I can remember Annie telling me that they never had the chance to even properly view the cottage they bought, because it was rented out, and the people weren't there when they came to view. It was unlocked though, and they just peeped into the kitchen, and looked through the windows and liked what they saw and went back to put in an offer. When they first arrived, all the ruined farmhouses and cottages along the lanes to her smallholding were being squatted in by hippies. This was the time of articles in Country Bizarre magazine, which told people how to squat in abandoned houses!
Like us, Annie and her husband spent years and all their money doing up the cottage, and it was a lovely home, crammed with all the sorts of things our house is filled with, especially books. Every time we sat drinking tea and eating cake, I would look at her ceiling to floor bookcase (just one of many throughout the house) and see the same books I had on her shelves. She was an excellent cook and like me, enjoyed baking.
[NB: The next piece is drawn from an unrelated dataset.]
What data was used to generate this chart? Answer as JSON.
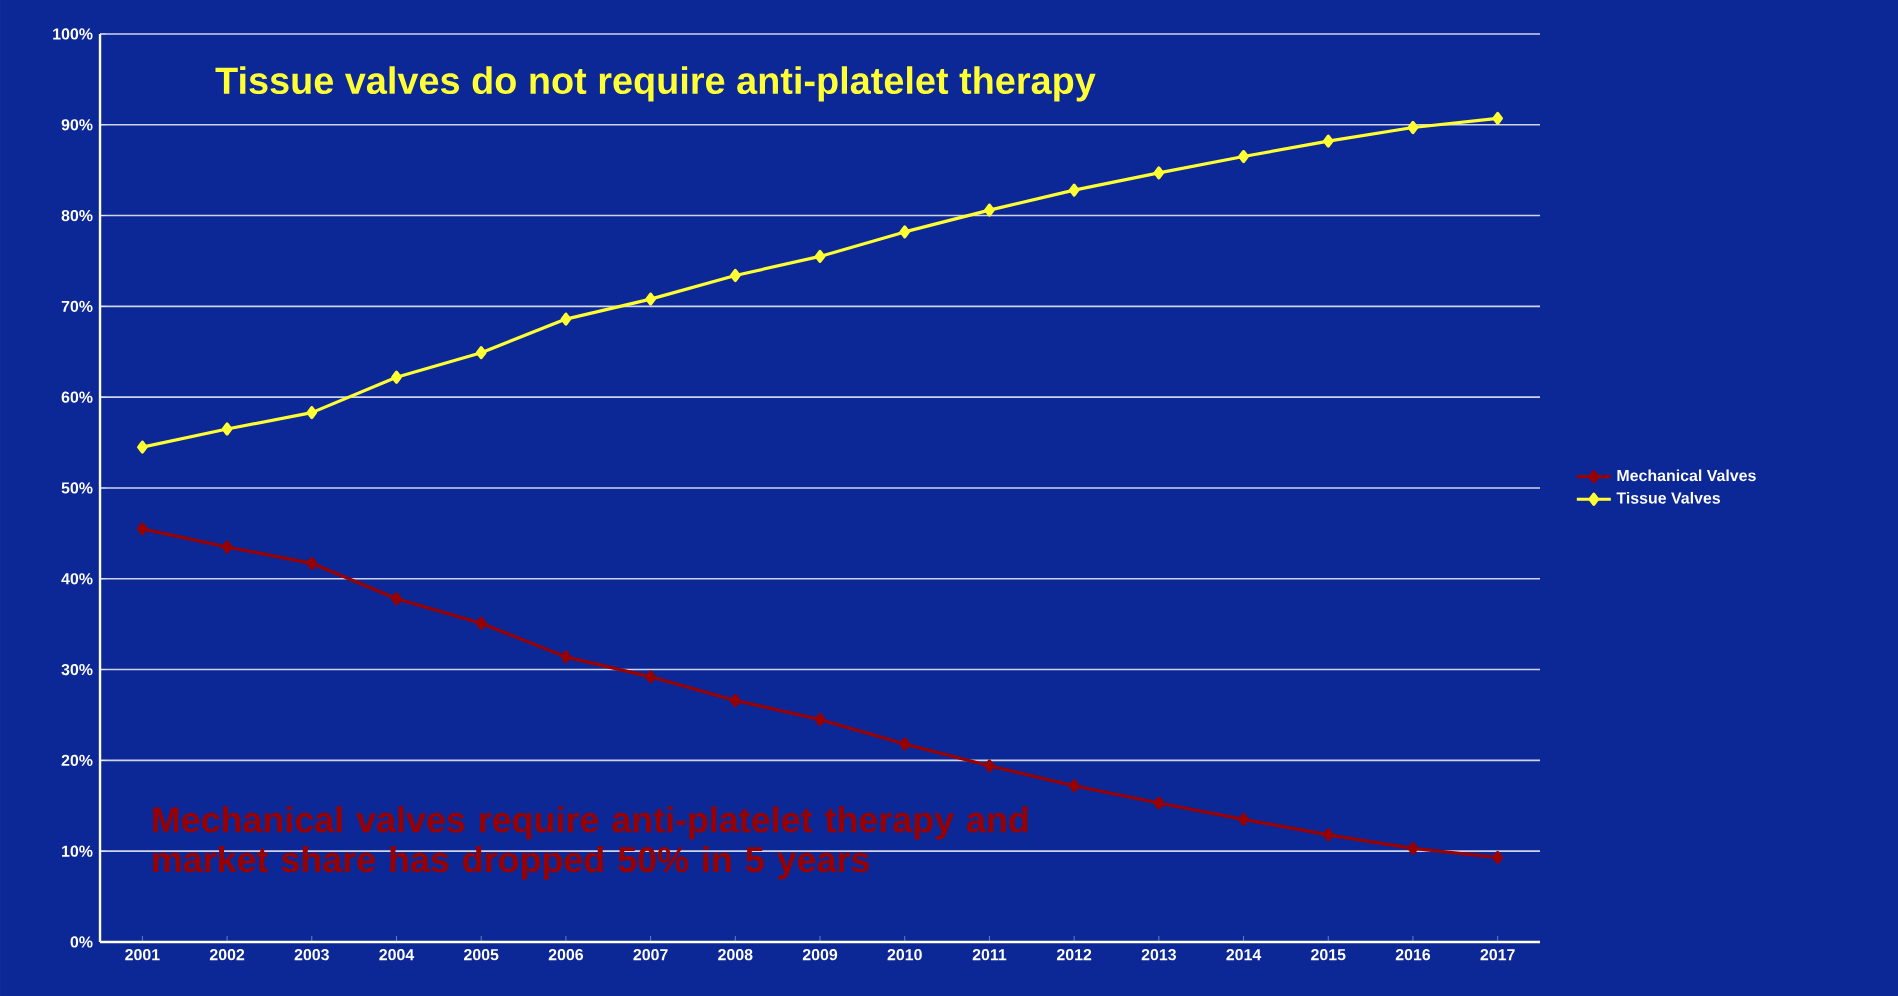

Annie lived for her garden and created the most beautiful garden out of a sour, damp Welsh hillside. She was a real plantswoman, and had green fingers. It must have broken her heart when the Hospital told her she must give up gardening because if she picked up an infection from mould, it would go badly for her. But that didn't stop her planning, and I helped her to source some unusual Rhododendrons and other plants last summer. I had been hoping beyond hope that spring would come early and she would see her new Rhododendron "Gomer Waterer" flower but sadly spring has been dragging its heels this year. Whenever I visited I brought her pot plants or bulbs to grow in pretty little vintage jugs I had found - old china was another of her delights. Old embroidery and crochet too. I delighted in leading her astray with more pretty "stuff"!
When she moved to Wales, she joined the Local Spinning and Weaving Guild and was a real craftswoman. She loved embroidery too and was trying to finish a piece for her daughter whilst she was still able. I will offer to put the final stitches to the border. . .
Aren't the colours stunning?
Annie loved beautiful things. She loved learning new skills. She had chickens, took in stray cats and like us, had 9 at one time, and loved all animals. She was a very gentle soul and was a bee-keeper. I wonder if anyone has told her bees that their mistress has died?
Self-effacing and modest, she was none-the-less quietly stubborn and declined the offer of going into a Hospice to end her days. Her home was where she felt safe, surrounded by all her pretty things, and her beautiful garden. The barn with the Barn Owl in residence, the wild birds which she fed through winter, the light from her stained glass windows throwing shards of colour across the room. Rooms filled with memories of her beloved husband who predeceased her, and of their family growing up there and bringing their own children to visit.
I shall miss you Annie, but I will never forget you and am so glad of this last year when we laughed together, and cried together, and I had the chance to give you a little brightness at the darkest of times.